The solution: “South Africans could be earning as much as 10% on their savings, if they switched to higher interest-paying accounts,” says Kransdorff. Go to mytreasury.co.za to compare options to ensure you get the highest interested based on your needs.
- LETTING GOVERNMENT SQUEEZE YOU THROUGH TAXES
Most new tax changes announced in the budget speech earlier this year will come into effect today. There will be a total 52c per litre increase in the fuel and RAF levy, increases in alcohol and tobacco excise duties of between 6% and 10%, and an increase from 7% to 9% in the excise duty rate on luxury goods.
Products regarded as luxury items and which are subject to the payment of ad valorem excise duties include motor vehicles, electronic equipment, smartphones, cosmetics and perfumes.
The plastic bag levy increased by 12c per bag and the levy on incandescent light bulbs from R6 to R8 to promote environmentally friendly choices. The tax on motor vehicle emissions will also increase from today.
There were no adjustments to the top four income tax brackets and a below-inflation adjustment to the bottom three, offering meagre relief for taxpayers.
The much-discussed sugar tax will be implemented on April 1, in the form of a health promotion levy which taxes sugary beverages.
The solution: Cut your spending on luxury items, don’t drink fizzy drinks, invest in products such as tax-free savings accounts and get financial advice.
Jenny Gordon, Alexander Forbes head of retail legal support says: “The tax burden on individuals has been increasing, but if people planning for retirement use certified financial advisers to help them structure their investment mix well, they are more likely to be able to reduce their tax in their retirement years. South Africans across the board will have to tighten their belts as we settle in to assist the government chart a path out of economic stagnation.”
- SPLURGE WHEN MONEY COMES IN
We all get that feeling when our pay cheque comes in at the end of the month – elation and excitement, often followed by the urge to go out and buy something. We often do the same when a large sum of money, like a tax return or a bonus, comes into our bank accounts.
The solution: While you can spoil yourself, you should do so in moderation and keep the bulk of that money to pay for or save for something practical.
Nthabiseng Moloi, MiWay’s head of marketing, says at least 20% of your income should go into savings, whether this be in the form of an emergency fund, an interest-bearing savings account or a retirement annuity.
“Ideally, 50% should then be allocated towards necessities, with the remaining 30% used for the things you want, rather than need. By applying this 50/30/20 rule, you should be able to effectively carve out a solid chunk of savings over time,” she says.
- TAKING ON TOO MUCH DEBT
Half of South Africa’s credit-active consumers are overindebted. Many get into a debt spiral because they use one loan or credit card to pay off another, and so the cycle goes on.
The solution: Stop using credit to pay off debt. Tackle one loan at a time and pay in more than the minimum amount to get rid of the loan faster. If you don’t know how to tackle your debt, ask an accredited financial adviser or debt counsellor to help you get out of the red.
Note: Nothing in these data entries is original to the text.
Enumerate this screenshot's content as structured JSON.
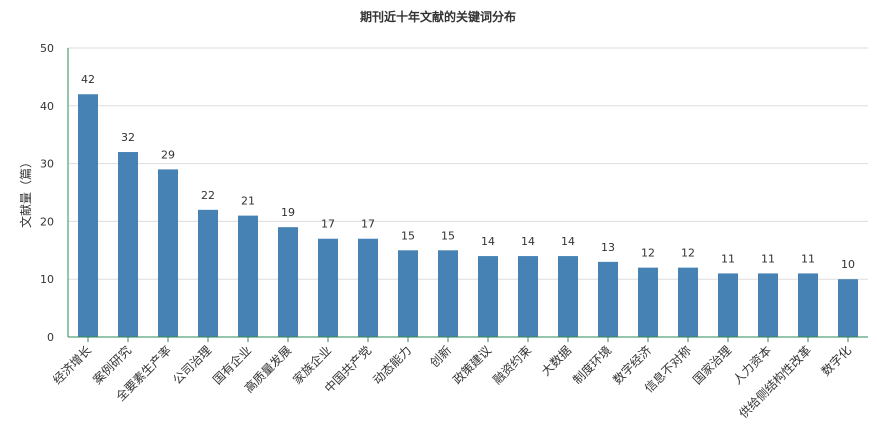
{
  "chart_data": {
    "type": "bar",
    "title": "期刊近十年文献的关键词分布",
    "xlabel": "",
    "ylabel": "文献量（篇）",
    "categories": [
      "经济增长",
      "案例研究",
      "全要素生产率",
      "公司治理",
      "国有企业",
      "高质量发展",
      "家族企业",
      "中国共产党",
      "动态能力",
      "创新",
      "政策建议",
      "融资约束",
      "大数据",
      "制度环境",
      "数字经济",
      "信息不对称",
      "国家治理",
      "人力资本",
      "供给侧结构性改革",
      "数字化"
    ],
    "values": [
      42,
      32,
      29,
      22,
      21,
      19,
      17,
      17,
      15,
      15,
      14,
      14,
      14,
      13,
      12,
      12,
      11,
      11,
      11,
      10
    ],
    "ylim": [
      0,
      50
    ],
    "yticks": [
      0,
      10,
      20,
      30,
      40,
      50
    ],
    "grid": true,
    "legend": "none",
    "colors": {
      "bar": "#4682b4",
      "grid": "#dddddd",
      "axis": "#2e8b57"
    }
  }
}
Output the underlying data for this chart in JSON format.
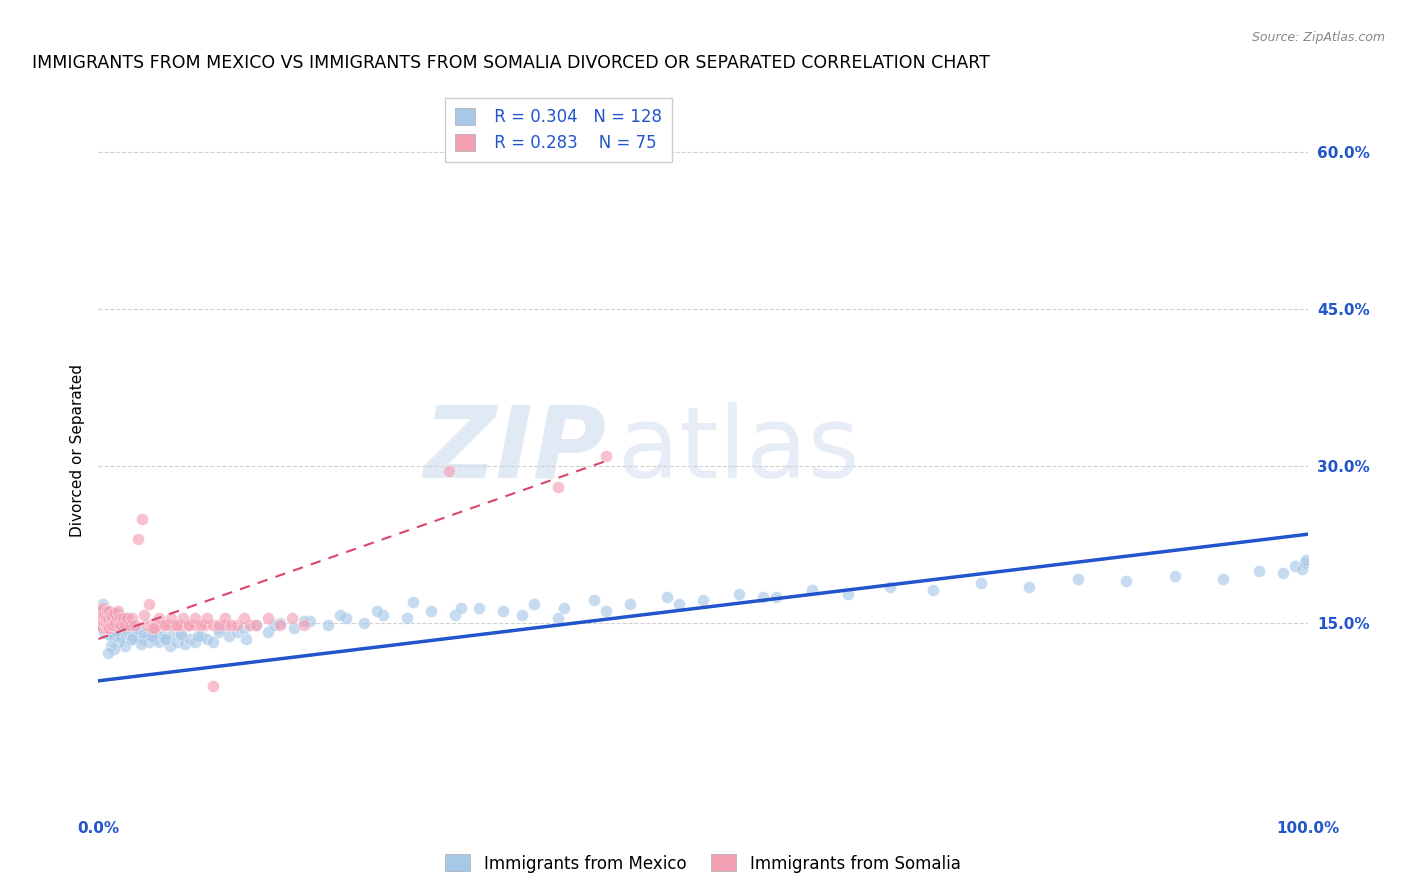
{
  "title": "IMMIGRANTS FROM MEXICO VS IMMIGRANTS FROM SOMALIA DIVORCED OR SEPARATED CORRELATION CHART",
  "source": "Source: ZipAtlas.com",
  "ylabel": "Divorced or Separated",
  "watermark_zip": "ZIP",
  "watermark_atlas": "atlas",
  "xlim": [
    0.0,
    1.0
  ],
  "ylim": [
    -0.03,
    0.66
  ],
  "yticks_right": [
    0.15,
    0.3,
    0.45,
    0.6
  ],
  "ytick_labels_right": [
    "15.0%",
    "30.0%",
    "45.0%",
    "60.0%"
  ],
  "grid_color": "#cccccc",
  "background_color": "#ffffff",
  "mexico_color": "#a8c8e8",
  "somalia_color": "#f4a0b5",
  "mexico_line_color": "#2255cc",
  "somalia_line_color": "#dd4466",
  "mexico_trend": [
    0.0,
    1.0,
    0.095,
    0.235
  ],
  "somalia_trend": [
    0.0,
    0.42,
    0.135,
    0.305
  ],
  "legend_R_mexico": "0.304",
  "legend_N_mexico": "128",
  "legend_R_somalia": "0.283",
  "legend_N_somalia": "75",
  "title_fontsize": 12.5,
  "tick_fontsize": 11,
  "legend_fontsize": 12,
  "marker_size": 75,
  "marker_alpha": 0.65,
  "mexico_x": [
    0.002,
    0.003,
    0.003,
    0.004,
    0.004,
    0.005,
    0.005,
    0.006,
    0.006,
    0.007,
    0.007,
    0.008,
    0.008,
    0.009,
    0.009,
    0.01,
    0.01,
    0.011,
    0.011,
    0.012,
    0.012,
    0.013,
    0.014,
    0.015,
    0.015,
    0.016,
    0.017,
    0.018,
    0.019,
    0.02,
    0.021,
    0.022,
    0.023,
    0.024,
    0.025,
    0.026,
    0.027,
    0.028,
    0.029,
    0.03,
    0.032,
    0.034,
    0.036,
    0.038,
    0.04,
    0.042,
    0.044,
    0.046,
    0.048,
    0.05,
    0.053,
    0.056,
    0.059,
    0.062,
    0.065,
    0.068,
    0.072,
    0.076,
    0.08,
    0.085,
    0.09,
    0.095,
    0.1,
    0.108,
    0.115,
    0.122,
    0.13,
    0.14,
    0.15,
    0.162,
    0.175,
    0.19,
    0.205,
    0.22,
    0.235,
    0.255,
    0.275,
    0.295,
    0.315,
    0.335,
    0.36,
    0.385,
    0.41,
    0.44,
    0.47,
    0.5,
    0.53,
    0.56,
    0.59,
    0.62,
    0.655,
    0.69,
    0.73,
    0.77,
    0.81,
    0.85,
    0.89,
    0.93,
    0.96,
    0.98,
    0.99,
    0.995,
    0.998,
    0.999,
    0.55,
    0.48,
    0.42,
    0.38,
    0.35,
    0.3,
    0.26,
    0.23,
    0.2,
    0.17,
    0.145,
    0.12,
    0.1,
    0.082,
    0.068,
    0.055,
    0.044,
    0.035,
    0.028,
    0.022,
    0.017,
    0.013,
    0.01,
    0.008
  ],
  "mexico_y": [
    0.155,
    0.148,
    0.162,
    0.15,
    0.168,
    0.142,
    0.158,
    0.145,
    0.162,
    0.148,
    0.155,
    0.14,
    0.158,
    0.145,
    0.152,
    0.138,
    0.155,
    0.142,
    0.16,
    0.145,
    0.152,
    0.138,
    0.155,
    0.142,
    0.16,
    0.148,
    0.145,
    0.155,
    0.138,
    0.152,
    0.145,
    0.148,
    0.138,
    0.155,
    0.142,
    0.148,
    0.135,
    0.142,
    0.138,
    0.145,
    0.138,
    0.142,
    0.135,
    0.14,
    0.138,
    0.132,
    0.142,
    0.135,
    0.14,
    0.132,
    0.138,
    0.135,
    0.128,
    0.14,
    0.132,
    0.138,
    0.13,
    0.135,
    0.132,
    0.138,
    0.135,
    0.132,
    0.145,
    0.138,
    0.142,
    0.135,
    0.148,
    0.142,
    0.15,
    0.145,
    0.152,
    0.148,
    0.155,
    0.15,
    0.158,
    0.155,
    0.162,
    0.158,
    0.165,
    0.162,
    0.168,
    0.165,
    0.172,
    0.168,
    0.175,
    0.172,
    0.178,
    0.175,
    0.182,
    0.178,
    0.185,
    0.182,
    0.188,
    0.185,
    0.192,
    0.19,
    0.195,
    0.192,
    0.2,
    0.198,
    0.205,
    0.202,
    0.208,
    0.21,
    0.175,
    0.168,
    0.162,
    0.155,
    0.158,
    0.165,
    0.17,
    0.162,
    0.158,
    0.152,
    0.148,
    0.145,
    0.142,
    0.138,
    0.14,
    0.135,
    0.138,
    0.13,
    0.135,
    0.128,
    0.132,
    0.125,
    0.128,
    0.122
  ],
  "somalia_x": [
    0.001,
    0.002,
    0.002,
    0.003,
    0.003,
    0.004,
    0.004,
    0.005,
    0.005,
    0.006,
    0.006,
    0.007,
    0.007,
    0.008,
    0.008,
    0.009,
    0.009,
    0.01,
    0.01,
    0.011,
    0.012,
    0.013,
    0.014,
    0.015,
    0.016,
    0.017,
    0.018,
    0.019,
    0.02,
    0.022,
    0.024,
    0.026,
    0.028,
    0.03,
    0.033,
    0.036,
    0.04,
    0.044,
    0.048,
    0.053,
    0.058,
    0.063,
    0.068,
    0.074,
    0.08,
    0.088,
    0.095,
    0.105,
    0.115,
    0.125,
    0.038,
    0.042,
    0.046,
    0.05,
    0.055,
    0.06,
    0.065,
    0.07,
    0.075,
    0.08,
    0.085,
    0.09,
    0.095,
    0.1,
    0.105,
    0.11,
    0.12,
    0.13,
    0.14,
    0.15,
    0.16,
    0.17,
    0.29,
    0.38,
    0.42
  ],
  "somalia_y": [
    0.155,
    0.15,
    0.162,
    0.148,
    0.158,
    0.145,
    0.165,
    0.15,
    0.158,
    0.148,
    0.155,
    0.145,
    0.162,
    0.148,
    0.155,
    0.162,
    0.145,
    0.158,
    0.148,
    0.155,
    0.148,
    0.16,
    0.15,
    0.155,
    0.162,
    0.148,
    0.155,
    0.148,
    0.155,
    0.148,
    0.155,
    0.148,
    0.155,
    0.148,
    0.23,
    0.25,
    0.148,
    0.145,
    0.148,
    0.148,
    0.148,
    0.148,
    0.148,
    0.148,
    0.148,
    0.148,
    0.148,
    0.148,
    0.148,
    0.148,
    0.158,
    0.168,
    0.145,
    0.155,
    0.148,
    0.155,
    0.148,
    0.155,
    0.148,
    0.155,
    0.148,
    0.155,
    0.09,
    0.148,
    0.155,
    0.148,
    0.155,
    0.148,
    0.155,
    0.148,
    0.155,
    0.148,
    0.295,
    0.28,
    0.31
  ]
}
- NOT SAVING FOR YOUR RETIREMENT
Some people forgo saving into a pension because they think they still have lots of time to save for retirement. Others cash in their pension pot when they are able to do so. Some retirees use their pension lump sum to splash out on expensive trips abroad or around-the-world cruises.
The solution: Start saving for retirement in your 20s, or as soon as you earn an income. Rather transfer your money into another pension instead of spending it if you switch jobs. If you take a lump sum at retirement, sit down with your financial adviser and see if you can in fact afford that expensive trip, or whether it will leave you struggling while you should be enjoying your golden years.